- Occupation: Director
- Known for: Being Ian, "Abominable Christmas", 1001 Nights (TV series), Dear Dracula

= Chad Van De Keere =

Canadian-born director

Chad Van De Keere is a Canadian director who currently resides in Vancouver, British Columbia, Canada. He is known for directing animated television series as well as animated films primarily targeted for children and families. He has worked in animation since 1994. Started in animation as an animator and layout artist. He has worked in several creative positions throughout his career, such as special effects animator, designer as well as an editor before he became a director.

== Filmography ==

=== Director ===

==== Movies ====

- Abominable Christmas
- Being Ian: An IanConvenient Truth
- Dear Dracula

==== Series ====

- 1001 Nights
- Being Ian
- SuperKitties

==== Episodic ====

- Planet Sheen

=== Assistant director ===

==== Series ====

- Teenage Mutant Ninja Turtles (2012 TV series)

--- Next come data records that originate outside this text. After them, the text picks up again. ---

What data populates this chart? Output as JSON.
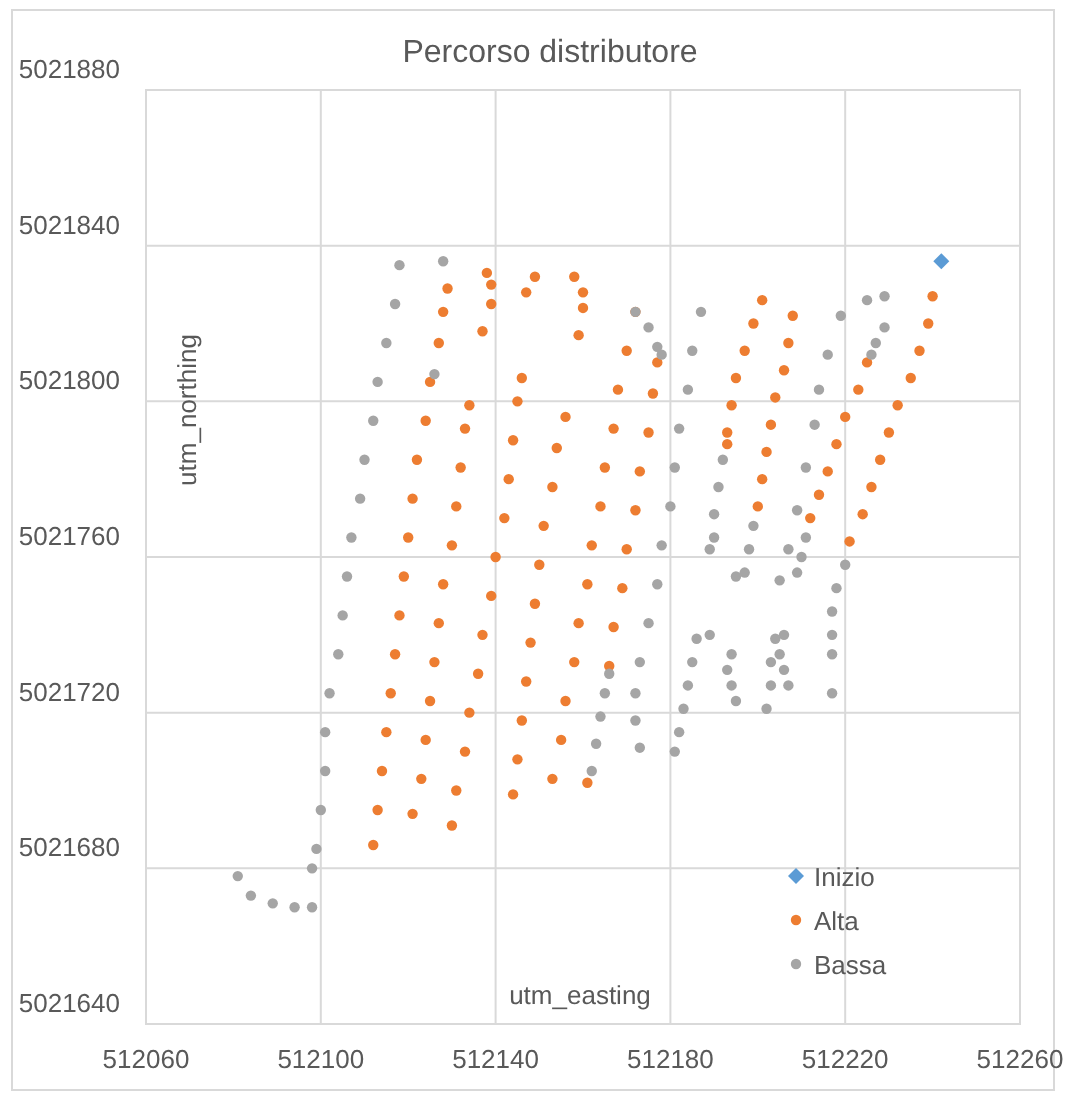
{
  "chart_data": {
    "type": "scatter",
    "title": "Percorso distributore",
    "xlabel": "utm_easting",
    "ylabel": "utm_northing",
    "xlim": [
      512060,
      512260
    ],
    "xticks": [
      512060,
      512100,
      512140,
      512180,
      512220,
      512260
    ],
    "ylim": [
      5021640,
      5021880
    ],
    "yticks": [
      5021640,
      5021680,
      5021720,
      5021760,
      5021800,
      5021840,
      5021880
    ],
    "grid": true,
    "legend": "bottom right",
    "series": [
      {
        "name": "Inizio",
        "color": "#5b9bd5",
        "marker": "diamond",
        "x": [
          512242
        ],
        "values": [
          5021836
        ]
      },
      {
        "name": "Alta",
        "color": "#ed7d31",
        "marker": "circle",
        "x": [
          512112,
          512113,
          512114,
          512115,
          512116,
          512117,
          512118,
          512119,
          512120,
          512121,
          512122,
          512124,
          512125,
          512127,
          512128,
          512129,
          512121,
          512123,
          512124,
          512125,
          512126,
          512127,
          512128,
          512130,
          512131,
          512132,
          512133,
          512134,
          512130,
          512131,
          512133,
          512134,
          512136,
          512137,
          512139,
          512140,
          512142,
          512143,
          512144,
          512145,
          512146,
          512144,
          512145,
          512146,
          512147,
          512148,
          512149,
          512150,
          512151,
          512153,
          512154,
          512156,
          512153,
          512155,
          512156,
          512158,
          512159,
          512161,
          512162,
          512164,
          512165,
          512167,
          512168,
          512170,
          512172,
          512161,
          512166,
          512167,
          512169,
          512170,
          512172,
          512173,
          512175,
          512176,
          512177,
          512201,
          512199,
          512197,
          512195,
          512194,
          512193,
          512193,
          512208,
          512207,
          512206,
          512204,
          512203,
          512202,
          512201,
          512200,
          512225,
          512223,
          512220,
          512218,
          512216,
          512214,
          512212,
          512240,
          512239,
          512237,
          512235,
          512232,
          512230,
          512228,
          512226,
          512224,
          512221,
          512138,
          512139,
          512139,
          512137,
          512147,
          512149,
          512158,
          512160,
          512160,
          512159
        ],
        "values": [
          5021686,
          5021695,
          5021705,
          5021715,
          5021725,
          5021735,
          5021745,
          5021755,
          5021765,
          5021775,
          5021785,
          5021795,
          5021805,
          5021815,
          5021823,
          5021829,
          5021694,
          5021703,
          5021713,
          5021723,
          5021733,
          5021743,
          5021753,
          5021763,
          5021773,
          5021783,
          5021793,
          5021799,
          5021691,
          5021700,
          5021710,
          5021720,
          5021730,
          5021740,
          5021750,
          5021760,
          5021770,
          5021780,
          5021790,
          5021800,
          5021806,
          5021699,
          5021708,
          5021718,
          5021728,
          5021738,
          5021748,
          5021758,
          5021768,
          5021778,
          5021788,
          5021796,
          5021703,
          5021713,
          5021723,
          5021733,
          5021743,
          5021753,
          5021763,
          5021773,
          5021783,
          5021793,
          5021803,
          5021813,
          5021823,
          5021702,
          5021732,
          5021742,
          5021752,
          5021762,
          5021772,
          5021782,
          5021792,
          5021802,
          5021810,
          5021826,
          5021820,
          5021813,
          5021806,
          5021799,
          5021792,
          5021789,
          5021822,
          5021815,
          5021808,
          5021801,
          5021794,
          5021787,
          5021780,
          5021773,
          5021810,
          5021803,
          5021796,
          5021789,
          5021782,
          5021776,
          5021770,
          5021827,
          5021820,
          5021813,
          5021806,
          5021799,
          5021792,
          5021785,
          5021778,
          5021771,
          5021764,
          5021833,
          5021830,
          5021825,
          5021818,
          5021828,
          5021832,
          5021832,
          5021828,
          5021824,
          5021817
        ]
      },
      {
        "name": "Bassa",
        "color": "#a5a5a5",
        "marker": "circle",
        "x": [
          512118,
          512117,
          512115,
          512113,
          512112,
          512110,
          512109,
          512107,
          512106,
          512105,
          512104,
          512102,
          512101,
          512101,
          512100,
          512099,
          512098,
          512081,
          512084,
          512089,
          512094,
          512098,
          512128,
          512126,
          512172,
          512175,
          512177,
          512178,
          512162,
          512163,
          512164,
          512165,
          512166,
          512187,
          512185,
          512184,
          512182,
          512181,
          512180,
          512178,
          512177,
          512175,
          512173,
          512172,
          512172,
          512173,
          512186,
          512185,
          512184,
          512183,
          512182,
          512181,
          512189,
          512192,
          512191,
          512190,
          512190,
          512189,
          512199,
          512198,
          512197,
          512195,
          512229,
          512225,
          512219,
          512216,
          512214,
          512213,
          512211,
          512209,
          512207,
          512229,
          512227,
          512226,
          512211,
          512210,
          512209,
          512205,
          512220,
          512218,
          512217,
          512217,
          512217,
          512217,
          512194,
          512193,
          512194,
          512195,
          512204,
          512203,
          512203,
          512202,
          512206,
          512205,
          512206,
          512207
        ],
        "values": [
          5021835,
          5021825,
          5021815,
          5021805,
          5021795,
          5021785,
          5021775,
          5021765,
          5021755,
          5021745,
          5021735,
          5021725,
          5021715,
          5021705,
          5021695,
          5021685,
          5021680,
          5021678,
          5021673,
          5021671,
          5021670,
          5021670,
          5021836,
          5021807,
          5021823,
          5021819,
          5021814,
          5021812,
          5021705,
          5021712,
          5021719,
          5021725,
          5021730,
          5021823,
          5021813,
          5021803,
          5021793,
          5021783,
          5021773,
          5021763,
          5021753,
          5021743,
          5021733,
          5021725,
          5021718,
          5021711,
          5021739,
          5021733,
          5021727,
          5021721,
          5021715,
          5021710,
          5021740,
          5021785,
          5021778,
          5021771,
          5021765,
          5021762,
          5021768,
          5021762,
          5021756,
          5021755,
          5021827,
          5021826,
          5021822,
          5021812,
          5021803,
          5021794,
          5021783,
          5021772,
          5021762,
          5021819,
          5021815,
          5021812,
          5021765,
          5021760,
          5021756,
          5021754,
          5021758,
          5021752,
          5021746,
          5021740,
          5021735,
          5021725,
          5021735,
          5021731,
          5021727,
          5021723,
          5021739,
          5021733,
          5021727,
          5021721,
          5021740,
          5021735,
          5021731,
          5021727
        ]
      }
    ]
  }
}
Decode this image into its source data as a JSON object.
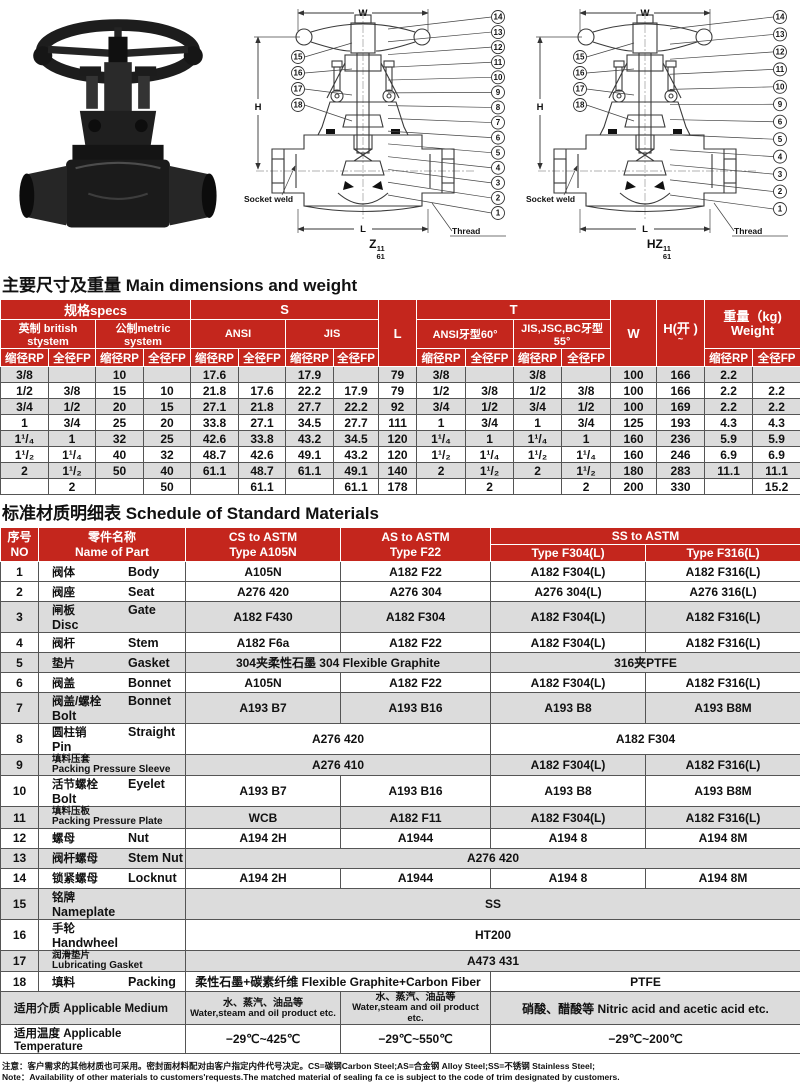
{
  "drawings": {
    "w_label": "W",
    "h_label": "H",
    "l_label": "L",
    "socket_weld_label": "Socket weld",
    "thread_label": "Thread",
    "middle": {
      "caption_base": "Z",
      "caption_sup": "11",
      "caption_sub": "61",
      "right_callouts": [
        "14",
        "13",
        "12",
        "11",
        "10",
        "9",
        "8",
        "7",
        "6",
        "5",
        "4",
        "3",
        "2",
        "1"
      ],
      "left_callouts": [
        "15",
        "16",
        "17",
        "18"
      ]
    },
    "right": {
      "caption_base": "HZ",
      "caption_sup": "11",
      "caption_sub": "61",
      "right_callouts": [
        "14",
        "13",
        "12",
        "11",
        "10",
        "9",
        "6",
        "5",
        "4",
        "3",
        "2",
        "1"
      ],
      "left_callouts": [
        "15",
        "16",
        "17",
        "18"
      ]
    }
  },
  "dimensions_table": {
    "title": "主要尺寸及重量 Main dimensions and weight",
    "headers": {
      "specs": "规格specs",
      "british": "英制 british stystem",
      "metric": "公制metric system",
      "s": "S",
      "ansi": "ANSI",
      "jis": "JIS",
      "l": "L",
      "t": "T",
      "t_ansi": "ANSI牙型60°",
      "t_jis": "JIS,JSC,BC牙型55°",
      "w": "W",
      "h_line1": "H(开 )",
      "h_line2": "~",
      "weight_line1": "重量（kg)",
      "weight_line2": "Weight",
      "rp": "缩径RP",
      "fp": "全径FP"
    },
    "rows": [
      [
        "3/8",
        "",
        "10",
        "",
        "17.6",
        "",
        "17.9",
        "",
        "79",
        "3/8",
        "",
        "3/8",
        "",
        "100",
        "166",
        "2.2",
        ""
      ],
      [
        "1/2",
        "3/8",
        "15",
        "10",
        "21.8",
        "17.6",
        "22.2",
        "17.9",
        "79",
        "1/2",
        "3/8",
        "1/2",
        "3/8",
        "100",
        "166",
        "2.2",
        "2.2"
      ],
      [
        "3/4",
        "1/2",
        "20",
        "15",
        "27.1",
        "21.8",
        "27.7",
        "22.2",
        "92",
        "3/4",
        "1/2",
        "3/4",
        "1/2",
        "100",
        "169",
        "2.2",
        "2.2"
      ],
      [
        "1",
        "3/4",
        "25",
        "20",
        "33.8",
        "27.1",
        "34.5",
        "27.7",
        "111",
        "1",
        "3/4",
        "1",
        "3/4",
        "125",
        "193",
        "4.3",
        "4.3"
      ],
      [
        "1¹/₄",
        "1",
        "32",
        "25",
        "42.6",
        "33.8",
        "43.2",
        "34.5",
        "120",
        "1¹/₄",
        "1",
        "1¹/₄",
        "1",
        "160",
        "236",
        "5.9",
        "5.9"
      ],
      [
        "1¹/₂",
        "1¹/₄",
        "40",
        "32",
        "48.7",
        "42.6",
        "49.1",
        "43.2",
        "120",
        "1¹/₂",
        "1¹/₄",
        "1¹/₂",
        "1¹/₄",
        "160",
        "246",
        "6.9",
        "6.9"
      ],
      [
        "2",
        "1¹/₂",
        "50",
        "40",
        "61.1",
        "48.7",
        "61.1",
        "49.1",
        "140",
        "2",
        "1¹/₂",
        "2",
        "1¹/₂",
        "180",
        "283",
        "11.1",
        "11.1"
      ],
      [
        "",
        "2",
        "",
        "50",
        "",
        "61.1",
        "",
        "61.1",
        "178",
        "",
        "2",
        "",
        "2",
        "200",
        "330",
        "",
        "15.2"
      ]
    ]
  },
  "materials_table": {
    "title": "标准材质明细表 Schedule of Standard Materials",
    "headers": {
      "no_cn": "序号",
      "no_en": "NO",
      "part_cn": "零件名称",
      "part_en": "Name of Part",
      "cs1": "CS to ASTM",
      "cs2": "Type A105N",
      "as1": "AS to ASTM",
      "as2": "Type F22",
      "ss": "SS to ASTM",
      "f304": "Type F304(L)",
      "f316": "Type F316(L)"
    },
    "rows": [
      {
        "no": "1",
        "cn": "阀体",
        "en": "Body",
        "cells": [
          {
            "t": "A105N"
          },
          {
            "t": "A182 F22"
          },
          {
            "t": "A182 F304(L)"
          },
          {
            "t": "A182 F316(L)"
          }
        ]
      },
      {
        "no": "2",
        "cn": "阀座",
        "en": "Seat",
        "cells": [
          {
            "t": "A276 420"
          },
          {
            "t": "A276 304"
          },
          {
            "t": "A276 304(L)"
          },
          {
            "t": "A276 316(L)"
          }
        ]
      },
      {
        "no": "3",
        "cn": "闸板",
        "en": "Gate Disc",
        "shade": true,
        "cells": [
          {
            "t": "A182 F430"
          },
          {
            "t": "A182 F304"
          },
          {
            "t": "A182 F304(L)"
          },
          {
            "t": "A182 F316(L)"
          }
        ]
      },
      {
        "no": "4",
        "cn": "阀杆",
        "en": "Stem",
        "cells": [
          {
            "t": "A182 F6a"
          },
          {
            "t": "A182 F22"
          },
          {
            "t": "A182 F304(L)"
          },
          {
            "t": "A182 F316(L)"
          }
        ]
      },
      {
        "no": "5",
        "cn": "垫片",
        "en": "Gasket",
        "shade": true,
        "cells": [
          {
            "t": "304夹柔性石墨  304 Flexible Graphite",
            "span": 2
          },
          {
            "t": "316夹PTFE",
            "span": 2
          }
        ]
      },
      {
        "no": "6",
        "cn": "阀盖",
        "en": "Bonnet",
        "cells": [
          {
            "t": "A105N"
          },
          {
            "t": "A182 F22"
          },
          {
            "t": "A182 F304(L)"
          },
          {
            "t": "A182 F316(L)"
          }
        ]
      },
      {
        "no": "7",
        "cn": "阀盖/螺栓",
        "en": "Bonnet Bolt",
        "shade": true,
        "cells": [
          {
            "t": "A193 B7"
          },
          {
            "t": "A193 B16"
          },
          {
            "t": "A193 B8"
          },
          {
            "t": "A193 B8M"
          }
        ]
      },
      {
        "no": "8",
        "cn": "圆柱销",
        "en": "Straight Pin",
        "cells": [
          {
            "t": "A276 420",
            "span": 2
          },
          {
            "t": "A182 F304",
            "span": 2
          }
        ]
      },
      {
        "no": "9",
        "cn": "填料压套",
        "en": "Packing Pressure Sleeve",
        "shade": true,
        "stacked": true,
        "cells": [
          {
            "t": "A276 410",
            "span": 2
          },
          {
            "t": "A182 F304(L)"
          },
          {
            "t": "A182 F316(L)"
          }
        ]
      },
      {
        "no": "10",
        "cn": "活节螺栓",
        "en": "Eyelet Bolt",
        "cells": [
          {
            "t": "A193 B7"
          },
          {
            "t": "A193 B16"
          },
          {
            "t": "A193 B8"
          },
          {
            "t": "A193 B8M"
          }
        ]
      },
      {
        "no": "11",
        "cn": "填料压板",
        "en": "Packing Pressure Plate",
        "shade": true,
        "stacked": true,
        "cells": [
          {
            "t": "WCB"
          },
          {
            "t": "A182 F11"
          },
          {
            "t": "A182 F304(L)"
          },
          {
            "t": "A182 F316(L)"
          }
        ]
      },
      {
        "no": "12",
        "cn": "螺母",
        "en": "Nut",
        "cells": [
          {
            "t": "A194 2H"
          },
          {
            "t": "A1944"
          },
          {
            "t": "A194 8"
          },
          {
            "t": "A194 8M"
          }
        ]
      },
      {
        "no": "13",
        "cn": "阀杆螺母",
        "en": "Stem Nut",
        "shade": true,
        "cells": [
          {
            "t": "A276 420",
            "span": 4
          }
        ]
      },
      {
        "no": "14",
        "cn": "锁紧螺母",
        "en": "Locknut",
        "cells": [
          {
            "t": "A194 2H"
          },
          {
            "t": "A1944"
          },
          {
            "t": "A194 8"
          },
          {
            "t": "A194 8M"
          }
        ]
      },
      {
        "no": "15",
        "cn": "铭牌",
        "en": "Nameplate",
        "shade": true,
        "cells": [
          {
            "t": "SS",
            "span": 4
          }
        ]
      },
      {
        "no": "16",
        "cn": "手轮",
        "en": "Handwheel",
        "cells": [
          {
            "t": "HT200",
            "span": 4
          }
        ]
      },
      {
        "no": "17",
        "cn": "润滑垫片",
        "en": "Lubricating Gasket",
        "shade": true,
        "stacked": true,
        "cells": [
          {
            "t": "A473 431",
            "span": 4
          }
        ]
      },
      {
        "no": "18",
        "cn": "填料",
        "en": "Packing",
        "cells": [
          {
            "t": "柔性石墨+碳素纤维 Flexible Graphite+Carbon Fiber",
            "span": 2
          },
          {
            "t": "PTFE",
            "span": 2
          }
        ]
      }
    ],
    "footer_rows": [
      {
        "label": "适用介质 Applicable Medium",
        "shade": true,
        "cells": [
          {
            "cn": "水、蒸汽、油品等",
            "en": "Water,steam and oil product etc."
          },
          {
            "cn": "水、蒸汽、油品等",
            "en": "Water,steam and oil product etc."
          },
          {
            "t": "硝酸、醋酸等 Nitric acid and acetic acid etc.",
            "span": 2
          }
        ]
      },
      {
        "label": "适用温度 Applicable Temperature",
        "cells": [
          {
            "t": "−29℃~425℃"
          },
          {
            "t": "−29℃~550℃"
          },
          {
            "t": "−29℃~200℃",
            "span": 2
          }
        ]
      }
    ]
  },
  "notes": {
    "line1": "注意：客户需求的其他材质也可采用。密封面材料配对由客户指定内件代号决定。CS=碳钢Carbon Steel;AS=合金钢 Alloy Steel;SS=不锈钢 Stainless Steel;",
    "line2": "Note：Availability of other materials to customers'requests.The matched material of sealing fa ce is subject to the code of trim designated by customers."
  },
  "colors": {
    "header_red": "#c4261d",
    "row_gray": "#dcdcdc"
  }
}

== Awards and nominations ==

| Year | Association | Award category | Notes | Result |
|---|---|---|---|---|
| 2008 | Leo Awards | Best Direction/Storyboarding in an Animation Program or Series | Chad Van De Keere for Being Ian episode "everykid 13" | Nominated |
| 2010 | Leo Awards | Best Direction/Storyboarding in an Animation Program or Series | Chad Van De Keere for 1001 Nights (TV series) episode "What's Yours Is Mine" | Nominated |
| 2011 | Leo Awards | Best Direction/Storyboarding in an Animation Program or Series | Chad Van De Keere for 1001 Nights (TV series) episode "The Boy Who Cried Science" | Nominated |

== Trivia ==
Chad has been a certified PADI rescue diver and open water instructor since 1991.